We have an associate professor at Hosei University who is scheduled to leave for Antarctica this fall as head of the winter mission. His name is Dr. Sawagaki Takanobu of the Faculty of Social Sciences and I had the opportunity to speak with him recently. This winter party trip will mark Dr. Sawagaki’s fourth trip to Antarctica. It is apparently rare for someone to get the opportunity to go to Antarctica that many times. Dr. Sawagaki says that he was lucky to have always been in the right place at the right time for so many years, but from what I understood when I spoke to him, he always held onto his desire to get to Antarctica somehow right from when he greatly admired Antarctic exploration in high school through to when he entered university, chose his extracurricular activities, went on to graduate school and chose his special topic, and then chose his profession. His determination throughout his life to consistently and consciously choose the path that would ensure he fulfilled the conditions is what has enabled him to go to Antarctica over many years. I was struck by the essential nature of these accumulated choices for realizing difficult goals that many people wouldn’t be able to achieve.

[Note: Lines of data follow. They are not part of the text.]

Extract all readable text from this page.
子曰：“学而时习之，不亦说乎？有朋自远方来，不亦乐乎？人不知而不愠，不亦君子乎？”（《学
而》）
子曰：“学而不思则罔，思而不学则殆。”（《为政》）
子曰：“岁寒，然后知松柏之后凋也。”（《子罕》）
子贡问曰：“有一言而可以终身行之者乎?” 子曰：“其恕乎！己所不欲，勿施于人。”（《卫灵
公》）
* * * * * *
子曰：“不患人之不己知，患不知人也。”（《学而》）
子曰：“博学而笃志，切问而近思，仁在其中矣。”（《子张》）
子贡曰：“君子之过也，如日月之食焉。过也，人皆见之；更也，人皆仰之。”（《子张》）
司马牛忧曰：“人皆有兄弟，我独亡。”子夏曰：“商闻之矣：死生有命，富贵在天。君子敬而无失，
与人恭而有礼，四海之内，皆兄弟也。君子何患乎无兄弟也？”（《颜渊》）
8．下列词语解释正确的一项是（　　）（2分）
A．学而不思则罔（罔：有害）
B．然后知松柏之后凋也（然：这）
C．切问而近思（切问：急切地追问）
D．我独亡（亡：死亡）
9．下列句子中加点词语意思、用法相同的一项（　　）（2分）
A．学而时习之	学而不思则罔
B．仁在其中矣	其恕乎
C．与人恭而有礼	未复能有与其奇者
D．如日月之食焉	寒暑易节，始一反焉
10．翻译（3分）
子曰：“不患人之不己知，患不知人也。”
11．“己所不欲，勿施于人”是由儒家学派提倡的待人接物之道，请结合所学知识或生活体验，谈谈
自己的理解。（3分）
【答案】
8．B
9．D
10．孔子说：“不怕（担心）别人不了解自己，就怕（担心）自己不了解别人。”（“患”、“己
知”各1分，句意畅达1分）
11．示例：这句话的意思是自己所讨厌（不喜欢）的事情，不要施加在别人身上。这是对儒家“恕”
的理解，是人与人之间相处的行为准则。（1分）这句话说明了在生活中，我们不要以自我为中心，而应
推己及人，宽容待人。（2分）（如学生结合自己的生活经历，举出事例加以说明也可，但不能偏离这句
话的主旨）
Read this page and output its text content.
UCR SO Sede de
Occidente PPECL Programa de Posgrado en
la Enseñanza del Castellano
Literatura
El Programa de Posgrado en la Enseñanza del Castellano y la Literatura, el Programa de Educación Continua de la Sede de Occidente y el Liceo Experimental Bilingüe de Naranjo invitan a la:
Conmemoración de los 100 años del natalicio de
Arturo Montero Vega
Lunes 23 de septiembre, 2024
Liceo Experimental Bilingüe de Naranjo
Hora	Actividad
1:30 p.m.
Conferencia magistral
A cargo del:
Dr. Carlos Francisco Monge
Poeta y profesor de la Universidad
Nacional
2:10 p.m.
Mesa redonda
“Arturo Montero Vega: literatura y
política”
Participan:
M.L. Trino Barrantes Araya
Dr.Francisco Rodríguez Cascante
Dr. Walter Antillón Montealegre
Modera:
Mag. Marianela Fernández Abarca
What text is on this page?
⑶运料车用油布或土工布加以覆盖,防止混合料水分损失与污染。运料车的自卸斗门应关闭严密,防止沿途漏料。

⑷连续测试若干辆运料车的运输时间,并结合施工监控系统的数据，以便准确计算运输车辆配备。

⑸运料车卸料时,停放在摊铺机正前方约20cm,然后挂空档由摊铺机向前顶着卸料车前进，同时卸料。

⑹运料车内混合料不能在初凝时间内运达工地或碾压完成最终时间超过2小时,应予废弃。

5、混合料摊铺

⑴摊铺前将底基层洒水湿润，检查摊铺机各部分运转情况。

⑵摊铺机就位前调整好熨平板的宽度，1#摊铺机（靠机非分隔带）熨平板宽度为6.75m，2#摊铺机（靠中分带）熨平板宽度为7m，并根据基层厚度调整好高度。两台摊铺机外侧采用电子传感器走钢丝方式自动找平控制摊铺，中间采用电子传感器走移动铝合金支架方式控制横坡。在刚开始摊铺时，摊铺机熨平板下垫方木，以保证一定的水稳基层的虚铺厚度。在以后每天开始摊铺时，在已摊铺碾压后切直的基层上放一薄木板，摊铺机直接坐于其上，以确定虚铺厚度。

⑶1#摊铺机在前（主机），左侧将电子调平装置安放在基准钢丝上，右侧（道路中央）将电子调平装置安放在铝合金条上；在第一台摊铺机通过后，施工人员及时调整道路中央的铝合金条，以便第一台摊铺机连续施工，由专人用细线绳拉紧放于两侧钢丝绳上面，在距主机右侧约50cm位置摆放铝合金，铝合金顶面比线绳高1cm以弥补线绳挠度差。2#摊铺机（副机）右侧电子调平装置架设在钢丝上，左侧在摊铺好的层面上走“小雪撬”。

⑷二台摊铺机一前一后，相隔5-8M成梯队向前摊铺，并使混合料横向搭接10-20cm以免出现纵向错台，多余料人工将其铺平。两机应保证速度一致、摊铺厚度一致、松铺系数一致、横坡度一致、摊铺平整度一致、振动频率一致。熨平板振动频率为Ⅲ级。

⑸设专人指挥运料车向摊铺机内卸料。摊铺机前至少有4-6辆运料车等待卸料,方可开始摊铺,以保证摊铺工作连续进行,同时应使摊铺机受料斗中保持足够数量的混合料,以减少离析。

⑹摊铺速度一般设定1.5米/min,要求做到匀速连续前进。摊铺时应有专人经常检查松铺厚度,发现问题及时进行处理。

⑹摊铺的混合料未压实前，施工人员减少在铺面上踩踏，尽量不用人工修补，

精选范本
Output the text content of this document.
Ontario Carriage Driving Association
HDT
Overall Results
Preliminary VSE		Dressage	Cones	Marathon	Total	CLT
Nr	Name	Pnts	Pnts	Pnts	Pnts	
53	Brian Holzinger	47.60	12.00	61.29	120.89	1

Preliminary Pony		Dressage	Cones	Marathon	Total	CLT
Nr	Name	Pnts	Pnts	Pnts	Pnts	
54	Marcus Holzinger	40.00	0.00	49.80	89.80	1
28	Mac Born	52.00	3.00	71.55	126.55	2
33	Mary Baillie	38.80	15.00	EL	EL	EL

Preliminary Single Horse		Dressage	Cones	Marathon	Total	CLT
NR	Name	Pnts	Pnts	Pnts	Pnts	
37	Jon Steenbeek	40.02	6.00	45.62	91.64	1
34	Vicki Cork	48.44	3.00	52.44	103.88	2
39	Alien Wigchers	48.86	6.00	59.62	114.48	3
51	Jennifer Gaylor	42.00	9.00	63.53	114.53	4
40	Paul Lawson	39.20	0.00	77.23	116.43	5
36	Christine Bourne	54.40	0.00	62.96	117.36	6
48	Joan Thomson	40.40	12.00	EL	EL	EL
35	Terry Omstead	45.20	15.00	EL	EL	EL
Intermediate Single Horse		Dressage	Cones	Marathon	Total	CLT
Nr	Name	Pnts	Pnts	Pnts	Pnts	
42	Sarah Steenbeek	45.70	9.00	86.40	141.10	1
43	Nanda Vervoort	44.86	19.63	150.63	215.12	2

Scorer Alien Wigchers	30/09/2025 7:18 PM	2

As such, I would ask all of you to pick the most important things, or maybe even just the most important thing, that you were not able to do in your student life. Don’t forget them but keep them alive as part of your future goals. You don’t need to think about them all the time. Indeed, that is not possible. However, if you include them as part of your judgement criteria when making choices in life and take repeated and determined action based on those criteria, then I believe you will be able to realize those goals in some shape or form in the future.

As you all know, the Hosei University charter is entitled Practical Wisdom for Freedom. Achieving the things you want to achieve is an important part of that freedom. However, you can’t achieve things by simply nurturing a vague longing for a certain goal. Instead you have to have the wisdom to keep at it and make it a reality. That’s the message here. Make your experience of the shift from pre-Covid to with-Covid student life your own, along with your ability to respond to these rapid changes in your own way and somehow complete your student life. Value the practical wisdom that you gained through those experiences. As you come to the end of your student life, please use that wisdom to someday achieve the things that were important to you but that you didn’t get to achieve during your time as a student. I once again offer you my congratulations on your graduation and wish you all the very best of luck for your future.